From origination through final payoff, plaintiffs’ counsel look for claims in just about every aspect of the relationship between borrowers and their mortgage lenders. Recently, scrutiny has turned to property inspections carried out during default servicing. Plaintiffs’ lawyers have filed several class-action suits alleging that inspection fees violate mortgage terms, state law, and federal law.
Property inspections are an important part of default servicing because they are one of the primary means by which a servicer protects the lender’s security interest. Property inspections allow servicers to determine if a property becomes vacant, which is essential to preserving the value of the property as vacant homes tend to deteriorate more rapidly than occupied properties. Servicers also conduct property inspections to determine whether borrowers who still live in the property have begun to allow the property to deteriorate. For precisely these reasons, GSEs and other entities that insure or invest in loans require servicers to conduct regular property inspection. Likewise, many municipalities have passed laws that require lenders and servicers to maintain properties and notify the municipality when a property becomes vacant.
Plaintiffs in recent property inspection class actions have asserted two main theories. First, they claim that servicers impose property inspection fees and brokers’ price opinion fees too frequently and at times that are unnecessary to protect the lenders’ interests in the property. They also claim that lenders do not adequately disclose the nature of the charge on borrowers’ monthly loan statements.
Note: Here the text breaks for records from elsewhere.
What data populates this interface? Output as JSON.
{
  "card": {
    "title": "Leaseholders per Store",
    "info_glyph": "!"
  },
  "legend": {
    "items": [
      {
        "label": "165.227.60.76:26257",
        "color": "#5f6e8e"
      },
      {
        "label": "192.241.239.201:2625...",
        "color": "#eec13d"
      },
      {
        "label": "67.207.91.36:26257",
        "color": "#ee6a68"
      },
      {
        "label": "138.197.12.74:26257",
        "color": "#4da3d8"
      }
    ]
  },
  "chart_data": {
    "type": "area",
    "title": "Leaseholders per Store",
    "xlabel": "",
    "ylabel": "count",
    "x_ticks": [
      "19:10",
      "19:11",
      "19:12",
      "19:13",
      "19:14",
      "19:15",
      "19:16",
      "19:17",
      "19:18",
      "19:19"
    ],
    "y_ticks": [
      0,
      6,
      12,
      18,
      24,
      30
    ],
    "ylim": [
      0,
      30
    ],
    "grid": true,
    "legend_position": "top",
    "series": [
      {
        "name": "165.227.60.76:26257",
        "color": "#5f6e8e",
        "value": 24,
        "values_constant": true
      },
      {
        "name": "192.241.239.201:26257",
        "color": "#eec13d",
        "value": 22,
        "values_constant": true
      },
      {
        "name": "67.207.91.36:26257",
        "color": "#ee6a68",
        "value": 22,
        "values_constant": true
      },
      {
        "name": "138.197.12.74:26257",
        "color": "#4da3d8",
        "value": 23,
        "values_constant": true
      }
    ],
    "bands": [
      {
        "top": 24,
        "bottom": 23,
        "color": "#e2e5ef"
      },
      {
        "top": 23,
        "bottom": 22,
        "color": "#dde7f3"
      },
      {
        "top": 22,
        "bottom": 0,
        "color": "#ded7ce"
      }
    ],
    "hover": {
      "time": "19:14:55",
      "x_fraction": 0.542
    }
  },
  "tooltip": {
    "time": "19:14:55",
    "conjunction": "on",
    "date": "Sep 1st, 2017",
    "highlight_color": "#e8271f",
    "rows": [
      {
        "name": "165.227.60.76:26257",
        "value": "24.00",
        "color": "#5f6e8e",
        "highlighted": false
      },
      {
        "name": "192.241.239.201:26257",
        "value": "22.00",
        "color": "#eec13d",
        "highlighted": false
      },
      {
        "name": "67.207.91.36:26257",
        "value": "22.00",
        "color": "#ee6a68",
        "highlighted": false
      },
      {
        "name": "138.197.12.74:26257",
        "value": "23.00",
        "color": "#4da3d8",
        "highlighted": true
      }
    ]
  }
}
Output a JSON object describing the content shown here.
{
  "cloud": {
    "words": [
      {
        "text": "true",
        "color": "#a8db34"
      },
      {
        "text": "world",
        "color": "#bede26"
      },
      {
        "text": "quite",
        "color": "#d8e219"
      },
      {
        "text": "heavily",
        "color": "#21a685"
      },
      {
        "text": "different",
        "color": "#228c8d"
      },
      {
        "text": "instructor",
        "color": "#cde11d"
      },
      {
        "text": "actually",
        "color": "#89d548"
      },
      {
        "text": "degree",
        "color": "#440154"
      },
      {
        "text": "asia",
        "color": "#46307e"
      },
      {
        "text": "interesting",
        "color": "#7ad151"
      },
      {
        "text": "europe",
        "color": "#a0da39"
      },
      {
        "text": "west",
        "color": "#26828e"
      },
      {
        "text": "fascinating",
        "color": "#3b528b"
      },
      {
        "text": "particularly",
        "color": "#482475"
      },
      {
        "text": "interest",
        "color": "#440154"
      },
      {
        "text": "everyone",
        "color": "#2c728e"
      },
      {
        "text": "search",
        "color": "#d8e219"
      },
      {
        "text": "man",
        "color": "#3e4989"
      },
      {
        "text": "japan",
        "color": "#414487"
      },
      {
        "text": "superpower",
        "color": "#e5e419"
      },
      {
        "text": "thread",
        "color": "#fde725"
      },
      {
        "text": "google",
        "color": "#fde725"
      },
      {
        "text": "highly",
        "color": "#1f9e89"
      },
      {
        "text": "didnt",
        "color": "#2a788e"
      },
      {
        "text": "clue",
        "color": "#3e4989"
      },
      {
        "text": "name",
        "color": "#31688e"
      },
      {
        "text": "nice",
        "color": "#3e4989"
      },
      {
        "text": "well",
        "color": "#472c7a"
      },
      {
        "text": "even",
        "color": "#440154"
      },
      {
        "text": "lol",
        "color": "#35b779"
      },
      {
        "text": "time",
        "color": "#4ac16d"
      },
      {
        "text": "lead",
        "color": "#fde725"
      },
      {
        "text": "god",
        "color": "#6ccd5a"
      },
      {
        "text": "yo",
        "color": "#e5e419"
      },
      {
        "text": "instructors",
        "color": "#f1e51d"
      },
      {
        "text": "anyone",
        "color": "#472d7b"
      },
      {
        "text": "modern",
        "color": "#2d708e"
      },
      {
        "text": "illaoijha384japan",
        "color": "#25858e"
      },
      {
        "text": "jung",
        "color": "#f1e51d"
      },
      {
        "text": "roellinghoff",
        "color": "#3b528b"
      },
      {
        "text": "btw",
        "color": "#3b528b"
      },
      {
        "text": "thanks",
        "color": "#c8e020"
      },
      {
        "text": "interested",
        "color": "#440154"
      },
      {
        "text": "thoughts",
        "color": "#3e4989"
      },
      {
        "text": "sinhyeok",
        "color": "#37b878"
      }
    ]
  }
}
Courts have granted motions to dismiss several of these class actions in lawsuits in California and Florida. By contrast, a case in Iowa survived dismissal and the court certified the suit as a class action, after which the servicer entered into a $25,750,000 settlement. Other such cases are pending in New York and California, and before the Ninth Circuit.
Although Defendants have had some success in defending against these suits, plaintiffs’ lawyers may well file more. Lenders should monitor the progress of these cases closely and review their property inspection programs and procedures.